Giovanni Battista VIOTTI (1765-1824)
Violin Concerto No.16 in E minor, W16 (G85) [28:05]
Wolfgang Amadeus MOZART (1756 1791)
Rondo for violin and orchestra in C, K373 (1781) [5:11]
Rondo for violin and orchestra in B flat, K269/261a (1775-77) [6:15]
Adagio for violin and orchestra K261 [6:52]
Ludwig van BEETHOVEN (1770 1827)
Romance for violin and orchestra No.1 in G, Op.40 (1802) [6:14]
Romance for violin and orchestra No.2 in F, Op.50 (1798) [8:00]
Christian J. Saccon (violin)
Orchestra di Padova e vel Veneto/Giovanni Battista Rigon
rec. September 2008, Auditorium Pollini, Padova
VELUT LUNA CVLD176 [60:45]
I’m in the fortunate position of being able to review several discs, both CDs and DVDs, made by the Italian violinist Christian Saccon. A student of G. Volpato he has also studied with Tibor Varga, Uto Ughi, Pierre Amoyal, Franco Gulli and Zakar Bron. This has exposed him to Russian, Italian, and Franco-Belgian stylists, amongst others, but from the recordings I have heard there is no evidence of a lack of focus or any sense of pulling in divergent directions.

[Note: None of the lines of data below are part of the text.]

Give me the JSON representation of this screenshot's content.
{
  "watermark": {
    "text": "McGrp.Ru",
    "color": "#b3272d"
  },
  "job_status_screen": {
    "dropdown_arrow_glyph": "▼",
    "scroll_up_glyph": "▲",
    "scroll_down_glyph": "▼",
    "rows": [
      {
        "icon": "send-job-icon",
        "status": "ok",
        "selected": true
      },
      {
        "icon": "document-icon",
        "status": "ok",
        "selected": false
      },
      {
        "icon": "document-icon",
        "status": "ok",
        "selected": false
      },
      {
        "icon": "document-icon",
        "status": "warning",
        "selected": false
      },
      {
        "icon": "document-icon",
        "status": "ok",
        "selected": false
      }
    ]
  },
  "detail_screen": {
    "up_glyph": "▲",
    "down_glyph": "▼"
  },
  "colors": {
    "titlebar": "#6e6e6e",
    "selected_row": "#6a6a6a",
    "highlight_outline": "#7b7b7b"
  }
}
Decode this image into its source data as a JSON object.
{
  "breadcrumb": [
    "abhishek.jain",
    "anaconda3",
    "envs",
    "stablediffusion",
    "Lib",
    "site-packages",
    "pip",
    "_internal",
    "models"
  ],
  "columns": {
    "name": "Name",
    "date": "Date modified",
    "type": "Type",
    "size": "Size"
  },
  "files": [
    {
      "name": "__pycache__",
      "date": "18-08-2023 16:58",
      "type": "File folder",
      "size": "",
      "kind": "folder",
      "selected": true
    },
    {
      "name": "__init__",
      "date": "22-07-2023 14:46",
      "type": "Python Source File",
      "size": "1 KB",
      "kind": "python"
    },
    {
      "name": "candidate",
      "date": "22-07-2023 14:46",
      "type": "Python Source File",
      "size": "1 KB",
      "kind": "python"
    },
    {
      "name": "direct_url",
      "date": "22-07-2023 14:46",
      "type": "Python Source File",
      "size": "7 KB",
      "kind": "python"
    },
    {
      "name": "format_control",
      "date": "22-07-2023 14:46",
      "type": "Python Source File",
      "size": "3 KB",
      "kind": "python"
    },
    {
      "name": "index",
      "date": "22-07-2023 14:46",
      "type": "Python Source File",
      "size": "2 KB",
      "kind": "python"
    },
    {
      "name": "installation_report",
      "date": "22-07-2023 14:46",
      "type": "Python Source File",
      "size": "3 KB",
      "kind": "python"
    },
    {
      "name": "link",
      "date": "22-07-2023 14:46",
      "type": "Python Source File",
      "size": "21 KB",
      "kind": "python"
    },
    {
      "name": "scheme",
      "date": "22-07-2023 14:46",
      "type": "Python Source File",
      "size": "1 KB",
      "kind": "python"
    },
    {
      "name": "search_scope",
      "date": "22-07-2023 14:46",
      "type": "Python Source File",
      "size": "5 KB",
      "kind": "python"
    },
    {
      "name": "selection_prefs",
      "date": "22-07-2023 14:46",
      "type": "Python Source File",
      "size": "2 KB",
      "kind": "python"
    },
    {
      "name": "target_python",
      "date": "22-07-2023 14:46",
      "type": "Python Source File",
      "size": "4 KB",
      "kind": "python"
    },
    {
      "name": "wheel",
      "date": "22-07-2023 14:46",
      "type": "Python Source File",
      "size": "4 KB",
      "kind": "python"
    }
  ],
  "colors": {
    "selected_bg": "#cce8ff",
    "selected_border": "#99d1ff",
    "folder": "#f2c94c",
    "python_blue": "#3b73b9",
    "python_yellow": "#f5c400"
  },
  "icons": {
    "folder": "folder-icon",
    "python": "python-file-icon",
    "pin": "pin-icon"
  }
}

His performance of Viotti Concerto’s in E minor is very sympathetic. He takes time to conquer its treacherous opening - where his tone thins somewhat - but in general his approach strikes me as in the lineage of that of Franco Mezzena and his compendious recordings of the composer’s music with groups such as Symphonia Perusina. Saccon plays his own attractive and apt cadenzas, and vests the slow movement with a considerable amount of pathos or ‘affect’, phrasing with warmth but without resorting to too much vibrato usage. The finale is gracious and vital, with Saccon evincing elegance throughout and the little explosive orchestral moments well attended to by conductor Giovanni Battista Rigon.
Whatever one’s view of the rest of the programming, Saccon certainly doesn’t disappoint. The Mozart Rondos and the Adagio are played with neat assurance, and Saccon has chosen well when deciding to incorporate Franco Gulli’s charismatic cadenzas. The world is not short of recordings of the two Beethoven Romances, but all a musician can do is play them well. This Saccon does, and he has been accorded very respectable orchestral support and a sympathetic recording.
The primary focus of this disc must remain the Viotti which I don’t think ousts Mezzena’s but which reflects well on all concerned nonetheless. The Mozart and Beethoven offer comparable virtues.
Jonathan Woolf  

Saccon certainly doesn’t disappoint.